”Shoyu Karaage ” the Japanese Fried Chicken Soysauce flavor
”Shoyu Karaage ” the Japanese Fried Chicken Soysauce flavor

Hey everyone, hope you are having an amazing day today. Today, I’m gonna show you how to make a distinctive dish, ”shoyu karaage ” the japanese fried chicken soysauce flavor. One of my favorites food recipes. For mine, I’m gonna make it a bit unique. This is gonna smell and look delicious.

”Shoyu Karaage ” the Japanese Fried Chicken Soysauce flavor is one of the most popular of current trending meals in the world. It is enjoyed by millions every day. It’s easy, it’s fast, it tastes delicious. They are nice and they look wonderful. ”Shoyu Karaage ” the Japanese Fried Chicken Soysauce flavor is something which I’ve loved my whole life.

To get started with this recipe, we must first prepare a few components. You can have ”shoyu karaage ” the japanese fried chicken soysauce flavor using 13 ingredients and 5 steps. Here is how you can achieve that.
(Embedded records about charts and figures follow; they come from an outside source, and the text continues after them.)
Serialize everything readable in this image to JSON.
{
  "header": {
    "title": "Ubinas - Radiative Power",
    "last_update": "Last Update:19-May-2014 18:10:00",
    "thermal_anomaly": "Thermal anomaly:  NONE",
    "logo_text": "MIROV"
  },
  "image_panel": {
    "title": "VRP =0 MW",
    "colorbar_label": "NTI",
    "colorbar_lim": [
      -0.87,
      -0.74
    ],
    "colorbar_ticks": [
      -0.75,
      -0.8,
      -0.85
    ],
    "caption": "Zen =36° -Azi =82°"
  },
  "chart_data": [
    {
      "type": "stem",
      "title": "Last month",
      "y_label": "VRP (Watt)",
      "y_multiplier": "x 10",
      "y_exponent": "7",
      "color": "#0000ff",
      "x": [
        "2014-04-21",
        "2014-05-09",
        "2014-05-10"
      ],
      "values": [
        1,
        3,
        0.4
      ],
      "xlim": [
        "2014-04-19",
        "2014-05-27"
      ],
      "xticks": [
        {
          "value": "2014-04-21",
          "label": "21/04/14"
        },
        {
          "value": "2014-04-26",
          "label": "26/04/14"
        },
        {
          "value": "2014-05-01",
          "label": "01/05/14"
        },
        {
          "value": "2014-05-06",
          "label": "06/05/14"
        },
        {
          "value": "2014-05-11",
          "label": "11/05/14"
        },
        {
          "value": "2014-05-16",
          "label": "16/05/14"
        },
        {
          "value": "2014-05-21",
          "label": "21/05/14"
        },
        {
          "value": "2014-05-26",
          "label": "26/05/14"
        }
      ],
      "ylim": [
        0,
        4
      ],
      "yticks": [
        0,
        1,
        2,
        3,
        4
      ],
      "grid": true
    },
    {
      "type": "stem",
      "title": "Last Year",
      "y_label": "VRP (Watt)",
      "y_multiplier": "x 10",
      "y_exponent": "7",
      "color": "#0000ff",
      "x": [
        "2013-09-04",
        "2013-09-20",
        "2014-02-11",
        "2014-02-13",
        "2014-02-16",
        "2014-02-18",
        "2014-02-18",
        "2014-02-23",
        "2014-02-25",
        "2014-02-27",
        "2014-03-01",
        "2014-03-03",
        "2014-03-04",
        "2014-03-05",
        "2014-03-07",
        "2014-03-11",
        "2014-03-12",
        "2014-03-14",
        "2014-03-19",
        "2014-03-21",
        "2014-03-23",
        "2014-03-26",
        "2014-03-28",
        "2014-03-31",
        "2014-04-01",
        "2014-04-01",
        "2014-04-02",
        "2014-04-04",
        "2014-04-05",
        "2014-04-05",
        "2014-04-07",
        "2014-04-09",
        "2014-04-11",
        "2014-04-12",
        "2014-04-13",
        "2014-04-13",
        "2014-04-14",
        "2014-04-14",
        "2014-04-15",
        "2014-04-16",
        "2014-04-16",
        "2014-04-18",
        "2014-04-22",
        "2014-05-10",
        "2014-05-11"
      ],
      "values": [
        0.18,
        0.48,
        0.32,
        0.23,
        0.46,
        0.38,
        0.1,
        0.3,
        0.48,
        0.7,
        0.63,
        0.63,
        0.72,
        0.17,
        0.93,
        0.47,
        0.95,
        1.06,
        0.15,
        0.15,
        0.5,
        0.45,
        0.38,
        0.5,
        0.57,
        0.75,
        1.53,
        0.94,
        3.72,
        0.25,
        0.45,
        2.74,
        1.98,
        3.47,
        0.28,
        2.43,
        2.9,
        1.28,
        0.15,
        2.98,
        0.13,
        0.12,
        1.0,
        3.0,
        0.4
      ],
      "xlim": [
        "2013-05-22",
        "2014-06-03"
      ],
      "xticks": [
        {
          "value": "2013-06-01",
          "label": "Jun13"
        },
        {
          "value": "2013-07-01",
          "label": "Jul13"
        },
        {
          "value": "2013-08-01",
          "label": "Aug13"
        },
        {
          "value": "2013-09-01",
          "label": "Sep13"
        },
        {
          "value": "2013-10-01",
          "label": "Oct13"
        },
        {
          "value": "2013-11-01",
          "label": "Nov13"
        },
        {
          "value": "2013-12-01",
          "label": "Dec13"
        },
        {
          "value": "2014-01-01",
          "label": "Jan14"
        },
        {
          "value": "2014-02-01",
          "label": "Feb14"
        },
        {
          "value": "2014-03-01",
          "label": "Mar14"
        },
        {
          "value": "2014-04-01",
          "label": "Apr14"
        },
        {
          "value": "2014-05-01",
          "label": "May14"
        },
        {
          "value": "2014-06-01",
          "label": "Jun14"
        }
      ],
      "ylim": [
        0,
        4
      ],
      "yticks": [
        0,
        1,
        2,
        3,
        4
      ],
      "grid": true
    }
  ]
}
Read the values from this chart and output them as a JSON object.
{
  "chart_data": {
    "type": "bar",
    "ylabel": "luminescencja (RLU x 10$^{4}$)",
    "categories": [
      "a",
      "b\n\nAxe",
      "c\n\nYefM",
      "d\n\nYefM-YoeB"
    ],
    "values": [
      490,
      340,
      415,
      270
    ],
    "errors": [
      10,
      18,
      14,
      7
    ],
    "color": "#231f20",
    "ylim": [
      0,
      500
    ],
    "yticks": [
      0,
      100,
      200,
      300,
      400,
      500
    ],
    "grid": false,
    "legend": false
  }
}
The ingredients needed to make ”Shoyu Karaage ” the Japanese Fried Chicken Soysauce flavor:
  1. Get ☆Marinade Chicken☆
  2. Take 300 g Chicken thigh (about 1)
  3. Get 2 Table spoon Soy sauce
  4. Make ready 1 Table spoon Mirin
  5. Prepare 1 Table spoon cooking Sake
  6. Make ready 1 Table spoon grated Ginger
  7. Take 1 Tea spoon grate Garic
  8. Get ☆For Fring☆
  9. Get 3 Table spoon Potato starch (corn starch can be alternative)
  10. Get Oil to fry Chicken
  11. Make ready ☆For Garnishing and Eating☆
  12. Prepare Shiso leaves as needed
  13. Make ready Grated daikon radish
Instructions to make ”Shoyu Karaage ” the Japanese Fried Chicken Soysauce flavor:
  1. ☆Marinade☆ Cut Chicken thigh into 5〜6 cm cubes (2 inches), and put in zip lock bag with all the ingredients for Marinade. Let it sit for 1 〜 2 hours in refrigerator.
  2. After the Chicken is marinated, place the Chicken on kitchen paper to take off excess marinade.
  3. Place the Potato starch on a plate to coat the chicken.
  4. Heat oil to 180℃ (350℉) and fry chicken until its thoroughly cooked.
  5. Plate with Shiso leaves and grated Daikon radish.